Sp8 laser confocal fluorescence microscope

The powder of Coptidis Rhizoma extract was dissolved in water. After ultrasonic treatment for 1 h, the solution was centrifuged at 3000 rpm for 10 min. The obtained supernatant was filtered through a 0.22-μm filter. The filtered solution was then dialyzed in a dialysis bag (3500 D) against water for five consecutive days. Nnps were obtained by freeze-drying the residues in the dialysis bag. In addition, the Nnps and BBR were dissolved in water at a weight ratio of 1:1. The solution was then boiled for 1 h and then lyophilized to obtain the Nnps-BBR complex powder.

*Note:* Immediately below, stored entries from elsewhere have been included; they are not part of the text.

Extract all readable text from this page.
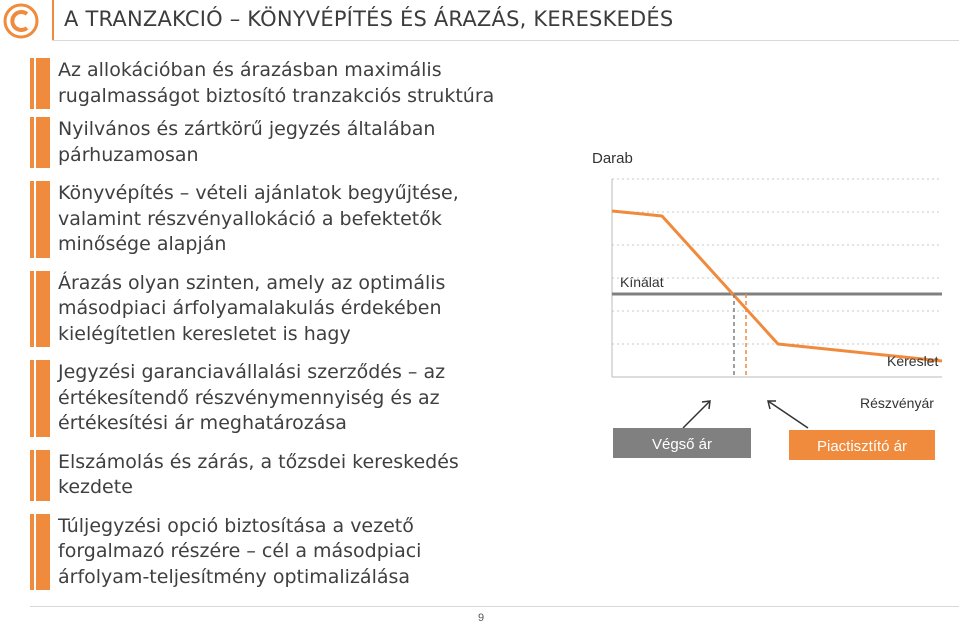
A TRANZAKCIÓ – KÖNYVÉPÍTÉS ÉS ÁRAZÁS, KERESKEDÉS
Az allokációban és árazásban maximális
rugalmasságot biztosító tranzakciós struktúra
Nyilvános és zártkörű jegyzés általában
párhuzamosan
Könyvépítés – vételi ajánlatok begyűjtése,
valamint részvényallokáció a befektetők
minősége alapján
Árazás olyan szinten, amely az optimális
másodpiaci árfolyamalakulás érdekében
kielégítetlen keresletet is hagy
Jegyzési garanciavállalási szerződés – az
értékesítendő részvénymennyiség és az
értékesítési ár meghatározása
Elszámolás és zárás, a tőzsdei kereskedés
kezdete
Túljegyzési opció biztosítása a vezető
forgalmazó részére – cél a másodpiaci
árfolyam-teljesítmény optimalizálása
Darab
Kínálat
Kereslet
Részvényár
Végső ár	Piactisztító ár
9
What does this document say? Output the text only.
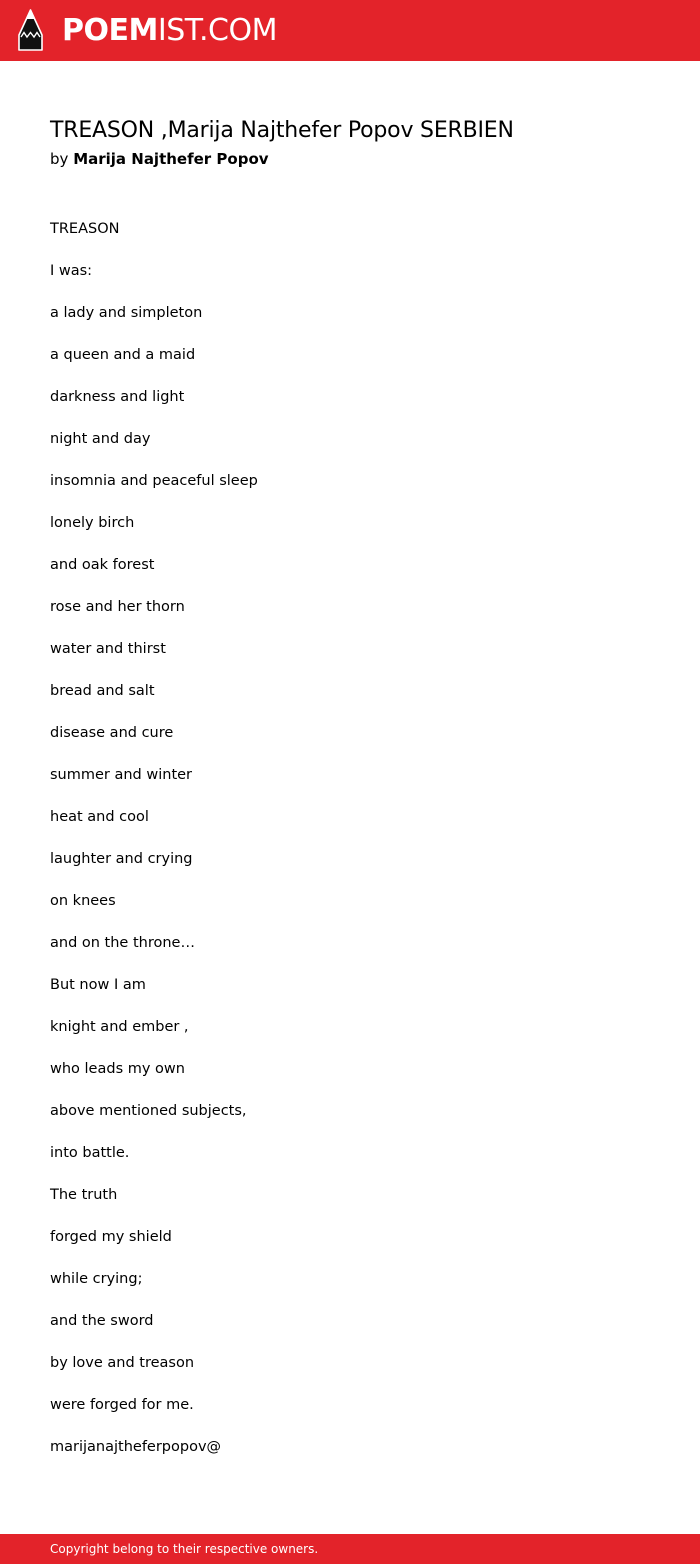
POEMIST.COM
TREASON ,Marija Najthefer Popov SERBIEN
by Marija Najthefer Popov
TREASON
I was:
a lady and simpleton
a queen and a maid
darkness and light
night and day
insomnia and peaceful sleep
lonely birch
and oak forest
rose and her thorn
water and thirst
bread and salt
disease and cure
summer and winter
heat and cool
laughter and crying
on knees
and on the throne…
But now I am
knight and ember ,
who leads my own
above mentioned subjects,
into battle.
The truth
forged my shield
while crying;
and the sword
by love and treason
were forged for me.
marijanajtheferpopov@
Copyright belong to their respective owners.
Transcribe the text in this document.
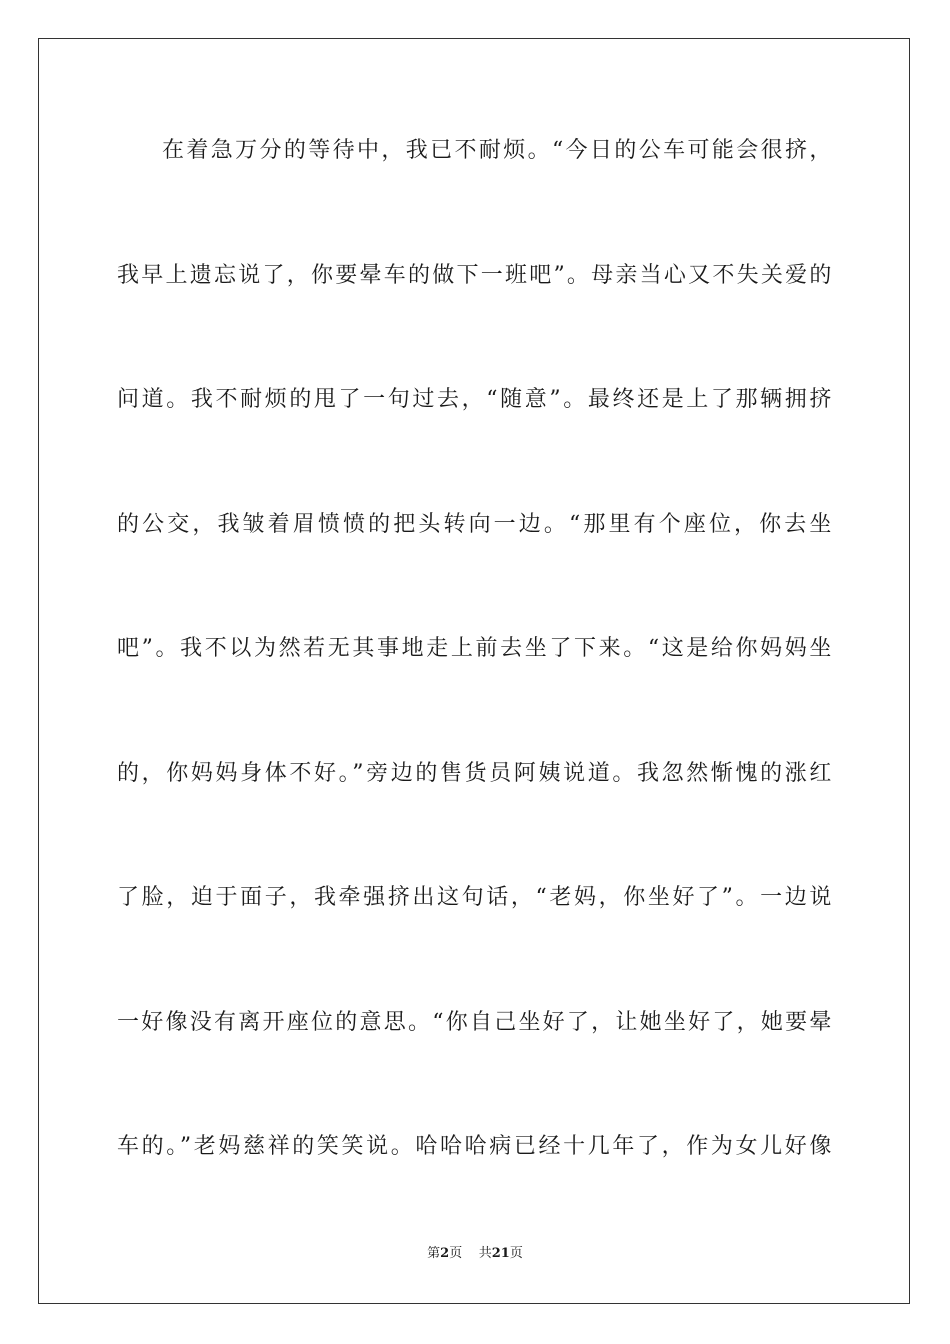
在着急万分的等待中，我已不耐烦。“今日的公车可能会很挤，
我早上遗忘说了，你要晕车的做下一班吧”。母亲当心又不失关爱的
问道。我不耐烦的甩了一句过去，“随意”。最终还是上了那辆拥挤
的公交，我皱着眉愤愤的把头转向一边。“那里有个座位，你去坐
吧”。我不以为然若无其事地走上前去坐了下来。“这是给你妈妈坐
的，你妈妈身体不好。”旁边的售货员阿姨说道。我忽然惭愧的涨红
了脸，迫于面子，我牵强挤出这句话，“老妈，你坐好了”。一边说
一好像没有离开座位的意思。“你自己坐好了，让她坐好了，她要晕
车的。”老妈慈祥的笑笑说。哈哈哈病已经十几年了，作为女儿好像
第2页 共21页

The particle size and Zeta potential in the aqueous solution of the Nnps or the Nnps-BBR complex were determined using a Malvern Zetasizer Nano analyzer (Worcestershire, UK). The powder of the Nnps or the Nnps-BBR complex was sprayed with gold, dried in vacuum, and then observed under an FEI Quanta 250 scanning electron microscope (SEM) (Oregon, USA) operating at 10 kV. A Leica SP8 laser confocal fluorescence microscope (LCFM) (Wetzlar, Germany) was used to observe the morphology of the powder of the Nnps or the Nnps-BBR complex. The protein content in the Nnps was determined using a BCA kit. The content of polysaccharide in the Nnps was determined by phenol sulfuric acid method using glucose as a reference standard. The content of alkaloids in the Nnps or the Nnps-BBR complex was determined using the LC-MS method.